My mom and dad were writers too, recording their lives in diaries and letters from the 1920s-the 1990s. Historical, sweet, joyful, and sad, all that life promises-- and takes away--are recorded here as it happened. It's an ongoing saga of the 20th century. To start at the very beginning, please click HERE.

Tuesday, May 1, 2012

A May Wedding, 1916

Wedding--May 16, 1916
Louise and John Koroschetz- Chicago, IL
Did they meet at one of the German concerts Louise Woschkeruscha was fond of attending on her weekends off  from the dressmaking shop that created Parisian fashions right here in Chicago? Perhaps through mutual friends at the German cinema?

Louise was self-conscious about her appearance because of the pox scars that pitted her face after she contracted smallpox as a little girl. The disease had killed her sister. Somehow, somewhere in Chicago, she met John Koroschetz, an intelligent, talented machinist, carpenter, and tool and die maker, who had his own disfiguration: two fingers on his left hand had been lost in a machine shop accident when he was twenty-two.

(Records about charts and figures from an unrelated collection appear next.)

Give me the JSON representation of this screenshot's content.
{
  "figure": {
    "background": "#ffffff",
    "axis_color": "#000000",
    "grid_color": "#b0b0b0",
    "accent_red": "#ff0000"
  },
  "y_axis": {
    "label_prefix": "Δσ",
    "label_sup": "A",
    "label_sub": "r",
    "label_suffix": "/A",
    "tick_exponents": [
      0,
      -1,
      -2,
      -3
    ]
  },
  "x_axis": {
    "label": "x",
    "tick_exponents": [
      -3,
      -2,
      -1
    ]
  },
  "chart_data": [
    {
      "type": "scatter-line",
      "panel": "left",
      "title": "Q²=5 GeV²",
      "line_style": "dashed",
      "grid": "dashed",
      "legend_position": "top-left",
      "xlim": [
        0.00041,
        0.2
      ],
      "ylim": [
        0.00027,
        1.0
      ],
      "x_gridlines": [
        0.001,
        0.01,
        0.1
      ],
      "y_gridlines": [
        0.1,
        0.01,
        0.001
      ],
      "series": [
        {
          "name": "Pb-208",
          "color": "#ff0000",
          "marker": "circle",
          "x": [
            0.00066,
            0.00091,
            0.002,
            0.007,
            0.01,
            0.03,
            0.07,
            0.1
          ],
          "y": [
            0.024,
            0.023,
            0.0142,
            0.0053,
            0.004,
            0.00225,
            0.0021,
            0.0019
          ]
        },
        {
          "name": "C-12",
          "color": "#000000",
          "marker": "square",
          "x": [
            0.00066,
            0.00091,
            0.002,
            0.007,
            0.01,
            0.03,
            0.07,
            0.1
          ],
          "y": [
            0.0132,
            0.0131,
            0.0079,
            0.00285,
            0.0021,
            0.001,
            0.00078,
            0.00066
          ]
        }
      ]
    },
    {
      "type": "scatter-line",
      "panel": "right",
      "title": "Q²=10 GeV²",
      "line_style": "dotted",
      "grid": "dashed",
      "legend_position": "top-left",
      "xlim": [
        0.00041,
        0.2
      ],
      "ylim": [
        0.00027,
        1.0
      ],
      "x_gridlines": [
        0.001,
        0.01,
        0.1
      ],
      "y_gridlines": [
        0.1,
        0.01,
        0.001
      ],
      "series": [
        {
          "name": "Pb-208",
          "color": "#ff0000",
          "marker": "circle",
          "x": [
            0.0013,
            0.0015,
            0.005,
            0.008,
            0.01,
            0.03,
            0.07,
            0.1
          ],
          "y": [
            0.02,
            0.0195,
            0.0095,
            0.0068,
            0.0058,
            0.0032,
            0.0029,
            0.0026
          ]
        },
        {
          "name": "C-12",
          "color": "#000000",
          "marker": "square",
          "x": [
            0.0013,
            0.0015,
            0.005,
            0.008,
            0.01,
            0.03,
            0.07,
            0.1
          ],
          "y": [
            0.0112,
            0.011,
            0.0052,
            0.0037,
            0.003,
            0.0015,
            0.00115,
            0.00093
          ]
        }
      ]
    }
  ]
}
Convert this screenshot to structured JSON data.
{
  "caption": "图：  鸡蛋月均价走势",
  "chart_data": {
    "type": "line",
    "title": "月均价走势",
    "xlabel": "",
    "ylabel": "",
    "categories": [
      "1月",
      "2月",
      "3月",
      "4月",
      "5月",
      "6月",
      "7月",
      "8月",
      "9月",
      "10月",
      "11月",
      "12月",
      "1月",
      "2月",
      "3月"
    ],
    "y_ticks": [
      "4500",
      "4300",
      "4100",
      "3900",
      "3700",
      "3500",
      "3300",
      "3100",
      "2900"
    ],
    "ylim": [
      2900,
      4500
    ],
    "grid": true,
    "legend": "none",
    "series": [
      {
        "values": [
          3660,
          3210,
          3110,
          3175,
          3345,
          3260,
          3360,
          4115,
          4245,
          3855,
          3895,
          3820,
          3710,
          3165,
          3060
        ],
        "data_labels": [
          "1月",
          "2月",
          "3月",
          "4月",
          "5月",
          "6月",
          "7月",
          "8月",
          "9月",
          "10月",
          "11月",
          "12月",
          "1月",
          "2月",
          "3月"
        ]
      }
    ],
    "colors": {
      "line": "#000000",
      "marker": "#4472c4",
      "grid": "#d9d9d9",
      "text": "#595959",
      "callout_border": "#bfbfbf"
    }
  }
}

Perhaps his truncated fingers had given my grandmother confidence that this was a man who could understand physical disfigurement and would love and accept her despite the scars she bore; that she could trust his love. They married on May 6, 1916, almost 96 years ago.

Two photos memorialized the event. No fancy wedding or wedding dress for Louise, just an elegant outfit she undoubtedly had designed and created herself. A black hat with white feathers crowned her head. John wore a dark, brimmed hat, a light coat, gloves, and tie knotted neatly into a high collared shirt, stylish at the time.  
If you look closely at the photo below, in which John and Louise have removed their outer garments, both regard the camera with confidence. John rests his left hand on his thigh, unself-conscious of his two damaged fingers, visible for all posterity. About a year and a half after their wedding, their first and only child, my mother, Lillian, would be born. She was a go-getter from the start. 

I'll introduce you to her through two baby pictures that capture Lillian's dual, complex nature.
Wedding––Louise and John Koroschetz,
my maternal grandparents - May 16, 1916. 


Marian Kurz said...

And now the adventure begins; how wonderful that they found one another! Your grandmother's clothing is so elegant and grandpa looks every bit the gentleman!

Denise said...

What a lovely story! Maybe the key to a successful marriage is "keeping it simple".

Sandy Arnone said...

This is a lovely story and beautifully crafted with your God given talent. I can't wait for your next entry. Another handsome couple.

Linda Gartz said...

Thank you, Marian, Denise, and Sandy. These old styles, now from almost a century ago, still look good. What a pleasure to have you all drop by and enjoy!

Kathy Reed said...

Linda, If you hadn't told me about the problem with his fingers, I would have never noticed. They both look quite elegant to me -- and content with their decision.

Debi Austen said...

What a beautiful couple!

Linda Gartz said...

Kathy and Debi,
Your visits and comments are always so appreciated! Thanks for dropping by.